Scott glares at me. He had all but ran out of the room after the session had ended. I was here because I wanted to make sure he was okay. As I took in a deep drag, I took note of the fact it looked like he had been crying. I wasn't stupid enough to comment on that, though.
Scott briefly glares at me. "Well, you're bloody here already, aren't you?"
Surprised, I hold up both hands. "Sorry, my bad." I turn to leave.
"Bauwens."
I stop and turn around. Scott is frowning at me.
"Sorry," he says, a soft undercurrent to his voice. "I didn't mean to be a right fucking prick. You can join me, if you still want."
I chuckle and shake my head. He reminds me of, well, myself. With that in mind, I walk back to him.
Several moments pass between us silently, with the air between us feeling like static electricity. We both want to talk, but I can tell we both don't know where to start. When I finally can't stand the smothering air anymore, I say what's on my mind.
"So...PTSD?"
"Yup," Scott says, taking a final drag from his cigarette, depositing it in the cigarette receptacle before immediately lighting another.
"And you have no idea from what?"
"Yes and no. I have two really vivid thoughts. Well, images really. One is of a shadowy figure standing in an open doorway. The other is of a creepy as fuck stairwell leading downward." Scott looks at me and shakes his head. "But I don't know who the person is, and that stairwell isn't like any set of stairs in any flat I've ever lived in."

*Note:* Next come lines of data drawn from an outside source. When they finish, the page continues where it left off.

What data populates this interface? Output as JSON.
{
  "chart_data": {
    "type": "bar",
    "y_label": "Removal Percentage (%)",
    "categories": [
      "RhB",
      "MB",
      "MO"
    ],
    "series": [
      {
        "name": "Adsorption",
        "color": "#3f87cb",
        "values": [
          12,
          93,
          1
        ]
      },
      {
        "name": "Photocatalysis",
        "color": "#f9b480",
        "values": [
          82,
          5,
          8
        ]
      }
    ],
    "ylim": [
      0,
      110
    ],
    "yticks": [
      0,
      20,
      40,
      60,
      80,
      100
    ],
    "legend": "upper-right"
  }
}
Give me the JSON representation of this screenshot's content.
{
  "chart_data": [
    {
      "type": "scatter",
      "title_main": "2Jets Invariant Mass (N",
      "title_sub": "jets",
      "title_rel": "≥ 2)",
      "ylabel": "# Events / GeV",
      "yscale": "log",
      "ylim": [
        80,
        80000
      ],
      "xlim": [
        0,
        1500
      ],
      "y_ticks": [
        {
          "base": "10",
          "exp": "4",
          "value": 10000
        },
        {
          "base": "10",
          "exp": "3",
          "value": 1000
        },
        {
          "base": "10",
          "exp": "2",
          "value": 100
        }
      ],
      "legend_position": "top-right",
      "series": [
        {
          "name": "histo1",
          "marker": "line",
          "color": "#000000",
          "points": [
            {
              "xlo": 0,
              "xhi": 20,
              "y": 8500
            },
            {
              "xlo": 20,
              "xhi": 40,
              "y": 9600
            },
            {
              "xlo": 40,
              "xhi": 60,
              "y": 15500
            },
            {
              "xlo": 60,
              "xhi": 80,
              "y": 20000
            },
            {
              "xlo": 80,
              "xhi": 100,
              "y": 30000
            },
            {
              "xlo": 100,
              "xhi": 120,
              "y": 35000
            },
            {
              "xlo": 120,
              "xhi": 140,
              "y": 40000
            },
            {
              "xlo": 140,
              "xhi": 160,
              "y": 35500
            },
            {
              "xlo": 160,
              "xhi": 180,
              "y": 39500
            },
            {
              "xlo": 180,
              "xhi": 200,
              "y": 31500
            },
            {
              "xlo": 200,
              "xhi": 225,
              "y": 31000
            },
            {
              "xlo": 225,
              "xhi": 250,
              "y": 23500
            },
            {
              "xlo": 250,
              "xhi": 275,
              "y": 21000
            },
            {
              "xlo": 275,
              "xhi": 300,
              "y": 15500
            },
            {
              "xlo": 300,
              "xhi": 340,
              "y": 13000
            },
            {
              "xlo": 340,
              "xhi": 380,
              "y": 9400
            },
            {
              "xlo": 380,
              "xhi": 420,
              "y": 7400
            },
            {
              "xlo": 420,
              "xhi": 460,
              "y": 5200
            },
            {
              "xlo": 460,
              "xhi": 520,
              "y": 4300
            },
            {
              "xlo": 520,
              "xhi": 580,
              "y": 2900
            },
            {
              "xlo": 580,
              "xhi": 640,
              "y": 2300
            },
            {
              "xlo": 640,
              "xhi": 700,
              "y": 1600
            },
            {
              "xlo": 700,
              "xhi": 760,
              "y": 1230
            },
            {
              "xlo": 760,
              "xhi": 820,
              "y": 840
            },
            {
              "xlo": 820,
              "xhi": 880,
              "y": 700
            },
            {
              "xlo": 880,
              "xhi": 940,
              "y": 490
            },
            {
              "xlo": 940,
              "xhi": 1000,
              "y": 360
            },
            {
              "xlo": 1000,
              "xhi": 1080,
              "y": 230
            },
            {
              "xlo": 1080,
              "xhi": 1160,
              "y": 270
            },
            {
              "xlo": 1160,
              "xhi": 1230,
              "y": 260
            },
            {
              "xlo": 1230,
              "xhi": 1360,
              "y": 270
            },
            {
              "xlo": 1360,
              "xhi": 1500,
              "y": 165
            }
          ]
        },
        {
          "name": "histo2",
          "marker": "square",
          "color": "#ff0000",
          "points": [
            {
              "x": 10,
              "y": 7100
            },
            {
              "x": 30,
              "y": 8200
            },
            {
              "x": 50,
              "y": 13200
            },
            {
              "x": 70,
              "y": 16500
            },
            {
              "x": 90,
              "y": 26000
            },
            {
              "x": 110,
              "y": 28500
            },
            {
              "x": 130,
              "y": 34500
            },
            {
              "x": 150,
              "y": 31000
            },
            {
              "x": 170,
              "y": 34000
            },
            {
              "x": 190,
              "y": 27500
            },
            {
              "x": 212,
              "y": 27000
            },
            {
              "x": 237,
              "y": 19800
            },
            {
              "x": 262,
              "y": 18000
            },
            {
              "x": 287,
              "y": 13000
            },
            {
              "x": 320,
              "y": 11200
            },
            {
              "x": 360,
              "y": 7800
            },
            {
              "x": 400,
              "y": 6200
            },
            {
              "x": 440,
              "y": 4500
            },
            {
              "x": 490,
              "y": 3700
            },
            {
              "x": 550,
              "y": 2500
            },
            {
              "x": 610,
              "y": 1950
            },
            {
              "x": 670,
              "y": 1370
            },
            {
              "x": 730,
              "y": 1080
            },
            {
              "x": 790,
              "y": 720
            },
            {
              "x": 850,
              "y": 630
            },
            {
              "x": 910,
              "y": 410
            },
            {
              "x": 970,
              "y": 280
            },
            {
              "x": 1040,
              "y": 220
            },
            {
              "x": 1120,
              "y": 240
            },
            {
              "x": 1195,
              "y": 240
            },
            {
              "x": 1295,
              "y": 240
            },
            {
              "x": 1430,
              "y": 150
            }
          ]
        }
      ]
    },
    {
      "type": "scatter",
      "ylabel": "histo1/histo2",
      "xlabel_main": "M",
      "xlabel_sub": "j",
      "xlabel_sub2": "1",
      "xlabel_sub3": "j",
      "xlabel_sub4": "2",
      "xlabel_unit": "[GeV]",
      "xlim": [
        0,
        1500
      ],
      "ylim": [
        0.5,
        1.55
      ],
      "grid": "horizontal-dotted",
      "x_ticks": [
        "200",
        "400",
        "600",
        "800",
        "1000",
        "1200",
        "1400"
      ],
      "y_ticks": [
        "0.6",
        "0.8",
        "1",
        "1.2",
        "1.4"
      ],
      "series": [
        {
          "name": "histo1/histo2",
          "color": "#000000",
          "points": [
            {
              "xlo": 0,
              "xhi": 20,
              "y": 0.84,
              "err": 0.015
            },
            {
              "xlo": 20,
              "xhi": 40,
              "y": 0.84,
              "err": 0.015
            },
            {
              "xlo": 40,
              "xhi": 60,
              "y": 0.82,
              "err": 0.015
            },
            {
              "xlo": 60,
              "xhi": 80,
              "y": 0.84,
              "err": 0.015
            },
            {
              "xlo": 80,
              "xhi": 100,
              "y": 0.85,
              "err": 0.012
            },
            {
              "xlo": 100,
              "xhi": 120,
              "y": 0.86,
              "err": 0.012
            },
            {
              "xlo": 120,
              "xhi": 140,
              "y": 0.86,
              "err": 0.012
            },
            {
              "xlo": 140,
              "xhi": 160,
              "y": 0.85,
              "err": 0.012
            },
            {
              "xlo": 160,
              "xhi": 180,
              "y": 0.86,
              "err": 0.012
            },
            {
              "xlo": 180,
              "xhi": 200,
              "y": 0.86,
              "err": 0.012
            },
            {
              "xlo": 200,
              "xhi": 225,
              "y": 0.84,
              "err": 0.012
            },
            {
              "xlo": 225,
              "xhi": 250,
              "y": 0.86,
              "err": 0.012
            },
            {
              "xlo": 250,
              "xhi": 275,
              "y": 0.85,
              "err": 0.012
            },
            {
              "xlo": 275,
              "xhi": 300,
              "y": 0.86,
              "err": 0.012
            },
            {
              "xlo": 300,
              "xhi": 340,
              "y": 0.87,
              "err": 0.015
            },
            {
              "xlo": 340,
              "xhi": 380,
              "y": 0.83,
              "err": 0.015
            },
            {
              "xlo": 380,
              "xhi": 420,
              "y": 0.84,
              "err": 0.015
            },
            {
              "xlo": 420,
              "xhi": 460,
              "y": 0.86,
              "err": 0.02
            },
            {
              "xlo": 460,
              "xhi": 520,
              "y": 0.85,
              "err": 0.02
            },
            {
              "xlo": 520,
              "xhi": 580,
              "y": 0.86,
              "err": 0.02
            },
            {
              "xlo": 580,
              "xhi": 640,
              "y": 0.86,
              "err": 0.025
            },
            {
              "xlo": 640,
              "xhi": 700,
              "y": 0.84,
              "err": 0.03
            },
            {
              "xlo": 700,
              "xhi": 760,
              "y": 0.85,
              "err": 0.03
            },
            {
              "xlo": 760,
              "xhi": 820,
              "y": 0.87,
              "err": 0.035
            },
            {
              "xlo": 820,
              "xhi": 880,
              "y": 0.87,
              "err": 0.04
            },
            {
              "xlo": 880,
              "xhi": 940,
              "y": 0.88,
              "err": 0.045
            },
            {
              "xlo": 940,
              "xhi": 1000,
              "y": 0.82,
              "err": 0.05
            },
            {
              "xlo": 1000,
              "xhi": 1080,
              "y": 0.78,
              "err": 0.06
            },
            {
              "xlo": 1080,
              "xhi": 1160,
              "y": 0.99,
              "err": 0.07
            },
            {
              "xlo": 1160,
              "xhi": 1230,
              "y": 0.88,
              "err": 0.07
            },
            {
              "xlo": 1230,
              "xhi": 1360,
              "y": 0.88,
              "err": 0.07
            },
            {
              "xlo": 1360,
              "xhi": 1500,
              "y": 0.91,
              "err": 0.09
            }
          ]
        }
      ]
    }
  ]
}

"Dreams that stuck with you?"
"No. Every time I think about it I have a damn near panic attack. Literally." Scott goes back to looking straight ahead instead of at me. "They think they're some sort of suppressed memories."
"Shit. I'm sorry."
Scott shrugs and laughs. "Don't be. It is what it is."
"I guess."
"I mean, it's not like I can change it, just like I'm sure you can't change whatever screwed you up so royally."
"Hey," I snap, for the first time genuinely offended by something he said.
"It's true," he tells me. "If it wasn't, you wouldn't be here."
I frowned. "Yeah, true."
A hesitant pause, and then, "What did mess you up so badly, Bauwens?"
I laugh bitterly. "Do you have nine hours to spare?"
"It's like that?"
I shoot him a wry smile. "It's totally like that. It's to the point where my psychiatrist back home calls me her onion. She thinks she has me figured out and then bam!, I tell her some other horrible thing that took place."
Scott frowns. "I'm sorry."
Now I laugh at him, giving him a playful glare. "Didn't you literally just say, it is what it is?"
"Well, yeah," he tells me seriously, and the way he's looking at me makes a lump form in my throat. And no, it's not because of who he is, or how hot he is. It's from the depths of empathy pouring out of his eyes. "But seriously. I'm sorry."
I'd like to tell him it's okay but it's not. So instead I just kind of shrug and finish up my cigarette in silence.